Salah satu hasil panen kelompok nelayan dampingan Ibu Siti Rofiah
Selain terlibat dalam kegiatan kemanusiaan, Ibu Siti juga bergerak dibidang budidaya pangan lokal. Berbagai jenis tanaman pangan lokal seperti padi, jagung, ubi, yakni sorgum, kacang-kacangan dan beberapa pangan lokal lainnya ia budidayakan. Bersama beberapa kelompok petani, mereka berhasil membudidayakan pangan lokal Lembata. Siti tidak sendirian, guna mendukung program ketahanan pangan lokal di Lembata, ia bekerja sama dengan pemerintah Lembata. Lahan seluas lebih dari dua hektar digarap oleh kelompok petani untuk membudidayakan pangan lokal.

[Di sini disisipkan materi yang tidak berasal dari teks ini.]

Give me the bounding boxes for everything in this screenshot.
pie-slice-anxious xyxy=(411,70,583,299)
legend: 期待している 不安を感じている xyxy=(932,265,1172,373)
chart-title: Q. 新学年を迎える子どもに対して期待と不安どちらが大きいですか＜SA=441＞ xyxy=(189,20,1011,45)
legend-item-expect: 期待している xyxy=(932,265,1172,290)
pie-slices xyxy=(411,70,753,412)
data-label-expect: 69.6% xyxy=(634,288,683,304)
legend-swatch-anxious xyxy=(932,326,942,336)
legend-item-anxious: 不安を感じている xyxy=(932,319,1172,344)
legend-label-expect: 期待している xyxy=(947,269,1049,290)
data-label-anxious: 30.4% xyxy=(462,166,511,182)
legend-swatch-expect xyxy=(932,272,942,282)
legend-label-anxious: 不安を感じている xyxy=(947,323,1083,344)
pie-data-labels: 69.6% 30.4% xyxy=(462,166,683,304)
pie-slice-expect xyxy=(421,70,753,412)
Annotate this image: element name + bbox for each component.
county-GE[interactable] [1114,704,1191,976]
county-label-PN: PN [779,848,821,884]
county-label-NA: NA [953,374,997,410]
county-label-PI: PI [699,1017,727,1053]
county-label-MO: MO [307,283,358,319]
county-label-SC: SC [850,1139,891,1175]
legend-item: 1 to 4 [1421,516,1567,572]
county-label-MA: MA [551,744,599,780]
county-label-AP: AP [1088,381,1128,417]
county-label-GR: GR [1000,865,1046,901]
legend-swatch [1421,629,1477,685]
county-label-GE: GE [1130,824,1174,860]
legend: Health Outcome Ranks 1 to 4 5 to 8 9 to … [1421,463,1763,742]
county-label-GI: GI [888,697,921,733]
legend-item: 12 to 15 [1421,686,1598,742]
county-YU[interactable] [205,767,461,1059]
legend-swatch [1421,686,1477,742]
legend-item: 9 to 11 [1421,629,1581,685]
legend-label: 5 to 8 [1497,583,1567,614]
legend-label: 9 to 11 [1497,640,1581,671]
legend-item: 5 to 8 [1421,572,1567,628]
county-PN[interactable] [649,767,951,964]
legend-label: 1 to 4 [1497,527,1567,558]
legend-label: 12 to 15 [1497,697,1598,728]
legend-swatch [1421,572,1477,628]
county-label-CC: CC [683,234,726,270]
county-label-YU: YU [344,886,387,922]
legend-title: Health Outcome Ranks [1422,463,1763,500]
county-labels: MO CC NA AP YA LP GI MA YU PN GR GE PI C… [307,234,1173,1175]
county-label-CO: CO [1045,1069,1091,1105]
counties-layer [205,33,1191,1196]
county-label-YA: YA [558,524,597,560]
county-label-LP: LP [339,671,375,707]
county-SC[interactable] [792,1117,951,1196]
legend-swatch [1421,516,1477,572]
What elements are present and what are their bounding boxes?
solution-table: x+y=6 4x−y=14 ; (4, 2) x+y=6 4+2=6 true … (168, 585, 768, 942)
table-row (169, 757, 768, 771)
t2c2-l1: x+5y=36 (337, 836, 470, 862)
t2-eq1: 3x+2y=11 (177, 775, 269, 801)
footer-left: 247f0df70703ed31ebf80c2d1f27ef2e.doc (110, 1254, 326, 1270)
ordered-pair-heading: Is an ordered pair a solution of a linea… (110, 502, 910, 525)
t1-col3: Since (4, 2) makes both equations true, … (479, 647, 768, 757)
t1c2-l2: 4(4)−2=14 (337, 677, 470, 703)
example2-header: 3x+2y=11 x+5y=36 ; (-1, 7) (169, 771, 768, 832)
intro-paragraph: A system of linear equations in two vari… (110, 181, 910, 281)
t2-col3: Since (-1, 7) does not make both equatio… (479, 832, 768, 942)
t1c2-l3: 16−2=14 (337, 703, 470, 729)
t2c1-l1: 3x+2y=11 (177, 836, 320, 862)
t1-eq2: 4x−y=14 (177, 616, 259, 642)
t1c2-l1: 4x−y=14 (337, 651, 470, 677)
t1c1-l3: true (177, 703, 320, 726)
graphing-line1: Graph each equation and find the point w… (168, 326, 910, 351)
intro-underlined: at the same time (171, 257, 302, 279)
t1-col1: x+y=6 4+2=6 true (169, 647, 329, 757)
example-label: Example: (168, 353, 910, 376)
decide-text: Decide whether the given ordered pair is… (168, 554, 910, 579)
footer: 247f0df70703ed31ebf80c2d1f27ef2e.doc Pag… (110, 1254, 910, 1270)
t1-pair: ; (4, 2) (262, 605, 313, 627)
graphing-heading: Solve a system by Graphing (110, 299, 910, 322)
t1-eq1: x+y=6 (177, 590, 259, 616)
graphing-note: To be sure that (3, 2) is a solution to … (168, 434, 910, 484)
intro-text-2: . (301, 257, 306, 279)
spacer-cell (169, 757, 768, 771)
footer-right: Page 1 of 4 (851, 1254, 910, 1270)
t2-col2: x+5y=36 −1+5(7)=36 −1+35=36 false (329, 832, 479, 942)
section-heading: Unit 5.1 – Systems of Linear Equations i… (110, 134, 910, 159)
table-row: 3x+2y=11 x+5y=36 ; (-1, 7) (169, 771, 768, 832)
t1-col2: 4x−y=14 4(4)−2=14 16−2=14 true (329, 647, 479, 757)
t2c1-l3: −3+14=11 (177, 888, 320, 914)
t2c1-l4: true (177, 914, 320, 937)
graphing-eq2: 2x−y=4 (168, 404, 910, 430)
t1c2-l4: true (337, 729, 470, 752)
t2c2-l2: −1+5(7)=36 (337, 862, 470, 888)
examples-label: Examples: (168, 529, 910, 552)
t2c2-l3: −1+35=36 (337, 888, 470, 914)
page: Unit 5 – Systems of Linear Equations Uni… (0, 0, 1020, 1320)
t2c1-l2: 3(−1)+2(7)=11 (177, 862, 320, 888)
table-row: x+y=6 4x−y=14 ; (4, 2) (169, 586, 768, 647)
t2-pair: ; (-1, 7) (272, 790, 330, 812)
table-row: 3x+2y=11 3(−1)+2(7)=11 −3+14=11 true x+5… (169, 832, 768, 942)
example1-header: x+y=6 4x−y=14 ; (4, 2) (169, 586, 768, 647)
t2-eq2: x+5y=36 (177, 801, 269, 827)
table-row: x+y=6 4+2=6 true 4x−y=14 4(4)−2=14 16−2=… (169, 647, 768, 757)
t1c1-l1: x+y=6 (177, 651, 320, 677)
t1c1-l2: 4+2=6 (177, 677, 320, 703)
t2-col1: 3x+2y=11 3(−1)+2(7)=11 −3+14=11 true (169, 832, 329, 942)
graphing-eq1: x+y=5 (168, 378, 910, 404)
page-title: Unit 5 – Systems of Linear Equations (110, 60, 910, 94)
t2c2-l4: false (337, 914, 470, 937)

Selain pangan lokal, bersama perempuan nelayan Siti menggelar berbagai kegiatan pelatihan seperti pengolahan ikan dan pendidikan hukum kritis. Pelatihan dan pendidikan bagi kaum perempuan merupakan program yang seharusnya dilakukan agar kaum perempuan memiliki pengetahuan yang memadai tentang keterampilan mengolah sumber daya alam yang dimilikinya sekaligus membangun kesadaran terhadap hak-hak kaum perempuan. Karena bagaimanapun kaum perempuan sangat rentan dan sering menjadi korban ketidakadilan.
Ia menyebut dari jumlah orang yang tergabung dalam organisasi Klompplad maupun petani dan nelayan hampir 40% adalah para janda atau perempuan yang ditinggalkan suami karena pergi merantau ke luar daerah atau mereka yang bercerai. Bagi Siti, pemerintah harus mengetahui kondisi riil yang kini dihadapi oleh kaum perempuan Lembata. Kaum perempuan harus mendapatkan hak-haknya dan tidak terus menerus menjadi korban berbagai kebijakan yang tidak adil atau kebijakan yang merendahkan harkat dan martabat kaum perempuan.
Ibu Siti telah merintis jalan menuju kesejahteraan itu.Semoga dari ufuk timur Lembata, semakin banyak kaum perempuan yang menyuarakan aspirasinya, meskipun perjuangan itu tidak selamanya berhasil, tapi Siti Rofiah telah memulainya. Semoga.